A good travel image is a neat slice of time that brings together in a sympathetic manner an interesting subject and composition, beautiful light, good colours, lines and tones, and a sense of moment. It pleases the eye and tells a story. The way in which all this is realized is of course subject dependent. Simplicity is important, and many images are ruined because the photographer’s vision was confused by multiple subjects and centres of interest. Trying to incorporate them all into one photograph merely dilutes the impact of each element to the point where the viewer is also confused. Where this is a problem, go closer and endeavour to pick out important characteristics or symbols, and portray them in a way that cannot be misunderstood. If you succeed with good composition and image design, and an appropriate subject, and you can also capture some passion, the message can be very powerful. The story should be understood by the viewer, and the image therefore becomes more informative and valuable.

There are many ways in which an image can reach beyond a direct representation of the subject. A frame of mind or a national character might, for example, be captured by photographing the drama of a Spanish bullfight, the exuberance of Brazilian carnaval, or the rural idyll of an English village cricket match. Each can be seen at a superficial level as entertainment or sport but, when considered more carefully, says a great deal about its country of origin.

Only Spanish-speaking nations entertain by setting a man against a dangerous wild animal. The bullfight is not only a study of the arrogance, exhibitionism and courage of the matador, but also of the less theatrical but equally real machismo of the aficionados. Blood and death are buried deep in the Spanish soul, and the ritual of bullfighting is deeply embedded in the psyche. Freeze the action at the moment of truth, with the flamboyance of the suit of lights, the forward thrust of the matador’s hips, and the head held high with pride as blood is spilled on the sand, and you have captured much more than a sporting moment. You have exposed the character of a nation.

Among the wooded hills and bays of Rio, arguably South America’s most vibrant city, there emerges once a year an explosion of riotous colour and abandon unmatched anywhere in the world.

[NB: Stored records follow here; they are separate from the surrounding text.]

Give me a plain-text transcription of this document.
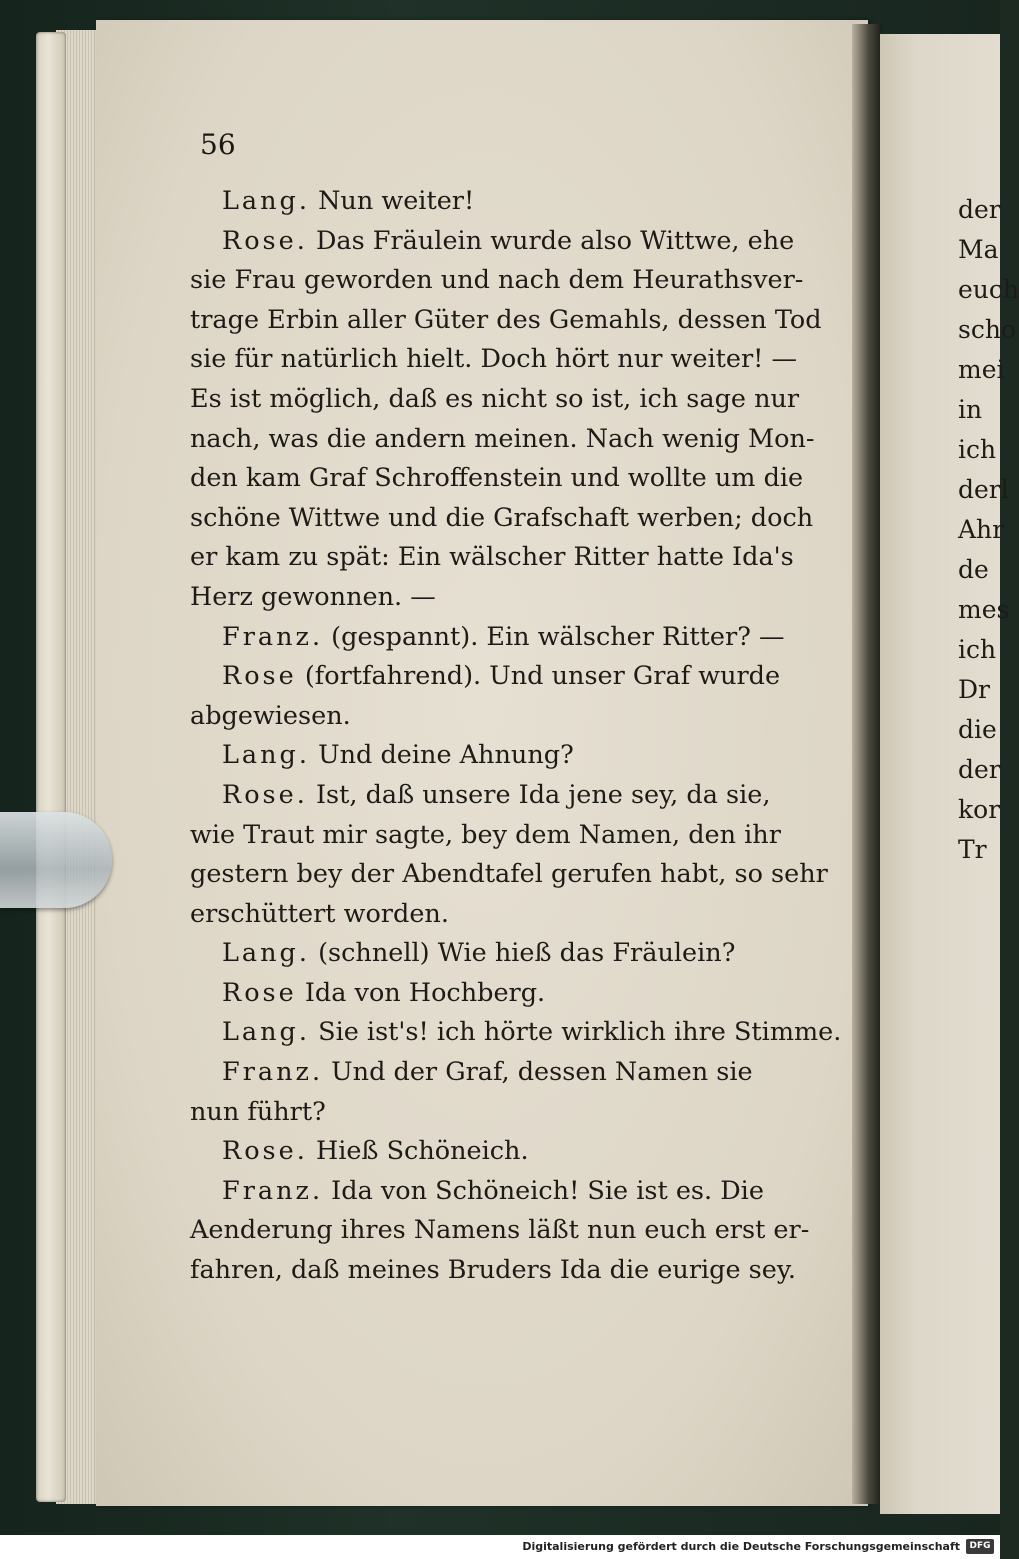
56
Lang. Nun weiter!
Rose. Das Fräulein wurde also Wittwe, ehe
sie Frau geworden und nach dem Heurathsver-
trage Erbin aller Güter des Gemahls, dessen Tod
sie für natürlich hielt. Doch hört nur weiter! —
Es ist möglich, daß es nicht so ist, ich sage nur
nach, was die andern meinen. Nach wenig Mon-
den kam Graf Schroffenstein und wollte um die
schöne Wittwe und die Grafschaft werben; doch
er kam zu spät: Ein wälscher Ritter hatte Ida's
Herz gewonnen. —
Franz. (gespannt). Ein wälscher Ritter? —
Rose (fortfahrend). Und unser Graf wurde
abgewiesen.
Lang. Und deine Ahnung?
Rose. Ist, daß unsere Ida jene sey, da sie,
wie Traut mir sagte, bey dem Namen, den ihr
gestern bey der Abendtafel gerufen habt, so sehr
erschüttert worden.
Lang. (schnell) Wie hieß das Fräulein?
Rose Ida von Hochberg.
Lang. Sie ist's! ich hörte wirklich ihre Stimme.
Franz. Und der Graf, dessen Namen sie
nun führt?
Rose. Hieß Schöneich.
Franz. Ida von Schöneich! Sie ist es. Die
Aenderung ihres Namens läßt nun euch erst er-
fahren, daß meines Bruders Ida die eurige sey.
der
Ma
euch
scho
mei
in
ich
derl
Ahr
de
mes
ich
Dr
die
der
kor
Tr
Digitalisierung gefördert durch die Deutsche Forschungsgemeinschaft	DFG
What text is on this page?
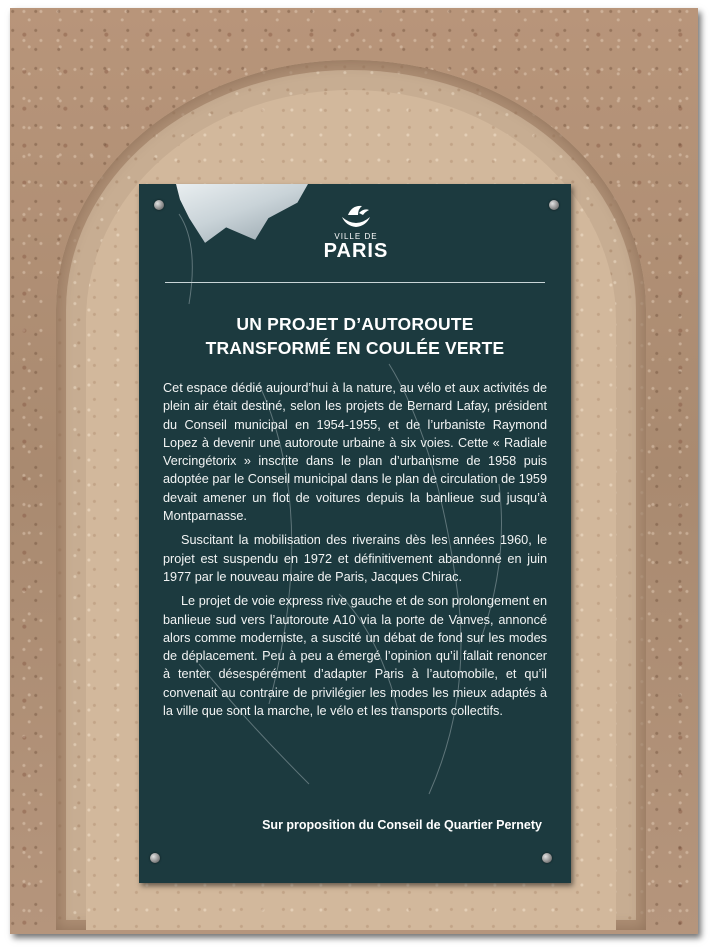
VILLE DE
PARIS
UN PROJET D’AUTOROUTE
TRANSFORMÉ EN COULÉE VERTE

Cet espace dédié aujourd’hui à la nature, au vélo et aux activités de plein air était destiné, selon les projets de Bernard Lafay, président du Conseil municipal en 1954-1955, et de l’urbaniste Raymond Lopez à devenir une autoroute urbaine à six voies. Cette « Radiale Vercingétorix » inscrite dans le plan d’urbanisme de 1958 puis adoptée par le Conseil municipal dans le plan de circulation de 1959 devait amener un flot de voitures depuis la banlieue sud jusqu’à Montparnasse.

Suscitant la mobilisation des riverains dès les années 1960, le projet est suspendu en 1972 et définitivement abandonné en juin 1977 par le nouveau maire de Paris, Jacques Chirac.

Le projet de voie express rive gauche et de son prolongement en banlieue sud vers l’autoroute A10 via la porte de Vanves, annoncé alors comme moderniste, a suscité un débat de fond sur les modes de déplacement. Peu à peu a émergé l’opinion qu’il fallait renoncer à tenter désespérément d’adapter Paris à l’automobile, et qu’il convenait au contraire de privilégier les modes les mieux adaptés à la ville que sont la marche, le vélo et les transports collectifs.

Sur proposition du Conseil de Quartier Pernety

To the residents of Rio it is carnaval, a phenomenon of much greater significance than the carefree festival of parades and spectacular costumes that an outsider may seek. Carnaval is a way of life, a state of mind as deeply rooted in society as the samba beat and the swing of bikini-clad hips on Copacabana beach. Above all it is liberty, freedom to be kings and queens, and to express the joys of life. This spirited attitude can be found throughout the city. Watch the beautiful people playing beach volleyball and listen to the cheers at the Marcana stadium. Capture this and you have Rio.

Cricket is a characteristically English game whose roots go back to the 13th century. The rules, which were not written until 1744, are complex and frequently not fully understood by enthusiastic fans who lie in the sunshine around the boundary and drink beer. A game, which may endure for days, is played by two teams of eleven players clad in pure white. It consists of a bowler delivering a ball towards one of two batsmen who each defend an upright wicket. Fielders from the opposing team attempt to catch the ball, once struck, before it hits the ground. A match progresses slowly and after a few hours may become the wallpaper for a pleasant social occasion. Played on a traditional English village green, perhaps against the backdrop of the local church and with the occasional whack of willow against leather, the materials of bat and ball, it is quintessentially English. It is the curiously complex sport of gentlemen, at once traditional, aggressive and politely restrained, but impeccably fair. A carefully crafted image can say a lot!